La investigación, publicada en la revista Nature, se llevó a cabo en ratones bajo condiciones controladas. Los científicos criaron cuatro cepas de ratones con diferentes niveles de susceptibilidad al cáncer de hígado y los expusieron, a los 15 días de vida, a una dosis uniforme de dietilnitrosamina (DEN), una sustancia cancerígena presente en el humo del tabaco y ciertos alimentos procesados que causa daño en el ADN hepático. Posteriormente, se secuenciaron los genomas de casi 600 tumores para reconstruir su desarrollo desde la mutación inicial.
Resultados significativos
Los hallazgos indicaron que, aunque los tumores en las distintas cepas activaban la misma vía general de señalización asociada al cáncer —la vía MAPK—, su evolución variaba considerablemente. Las mutaciones específicas que emergían dependían del trasfondo genético heredado de cada ratón. Además, algunos perfiles genéticos mostraron una tendencia notable hacia la duplicación completa del genoma, donde se copia todo el conjunto cromosómico.
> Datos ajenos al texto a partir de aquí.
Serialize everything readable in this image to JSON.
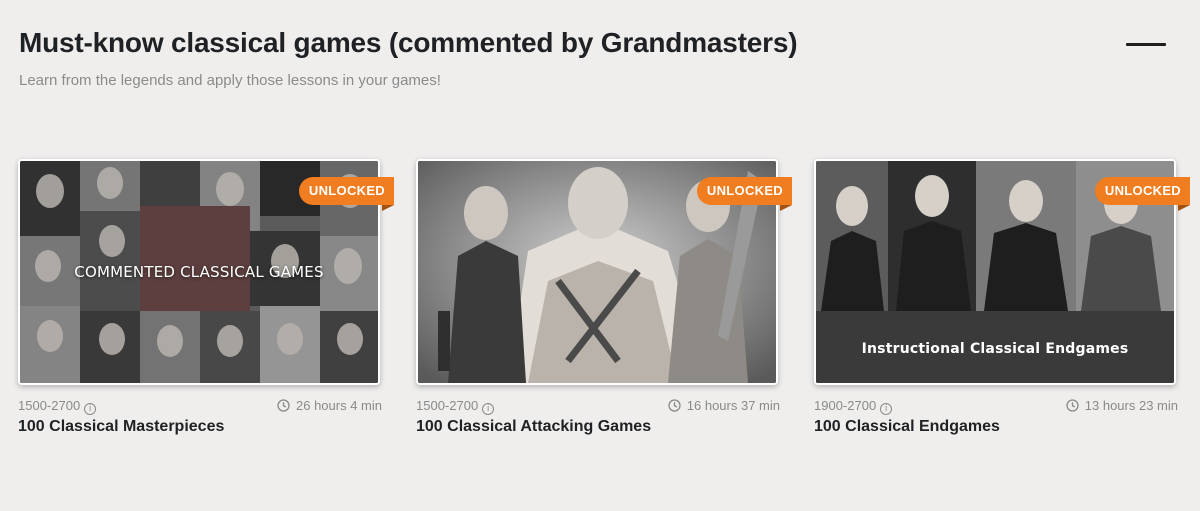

Duncan Odom, uno de los investigadores principales, enfatizó la relevancia del estudio al afirmar: «El cáncer no surge enteramente por casualidad». Explicó que, aunque los tumores suelen alcanzar un resultado biológico similar, el camino hacia ese desenlace está influenciado por la genética individual. Este trabajo ha demostrado por primera vez hasta qué punto el trasfondo genético afecta tanto los procesos de mutación como las trayectorias que llevan al desarrollo tumoral.
Implicaciones para la medicina futura
Los científicos sostienen que la conexión entre la genética heredada y la evolución del tumor puede tener consecuencias significativas para la medicina personalizada. La doctora Sarah Aitken destacó que si el fondo genético impacta tanto en el riesgo como en la trayectoria tumoral, las futuras estrategias de prevención y detección del cáncer deberán considerar estos factores. «Es probable que también varíe cómo responden las personas a los tratamientos oncológicos según su genética heredada», añadió, sugiriendo que será necesario adaptar diagnósticos y terapias.
No obstante, los autores advierten que este estudio se realizó exclusivamente en ratones y es esencial llevar a cabo más investigaciones para determinar hasta qué punto estos resultados pueden aplicarse a humanos.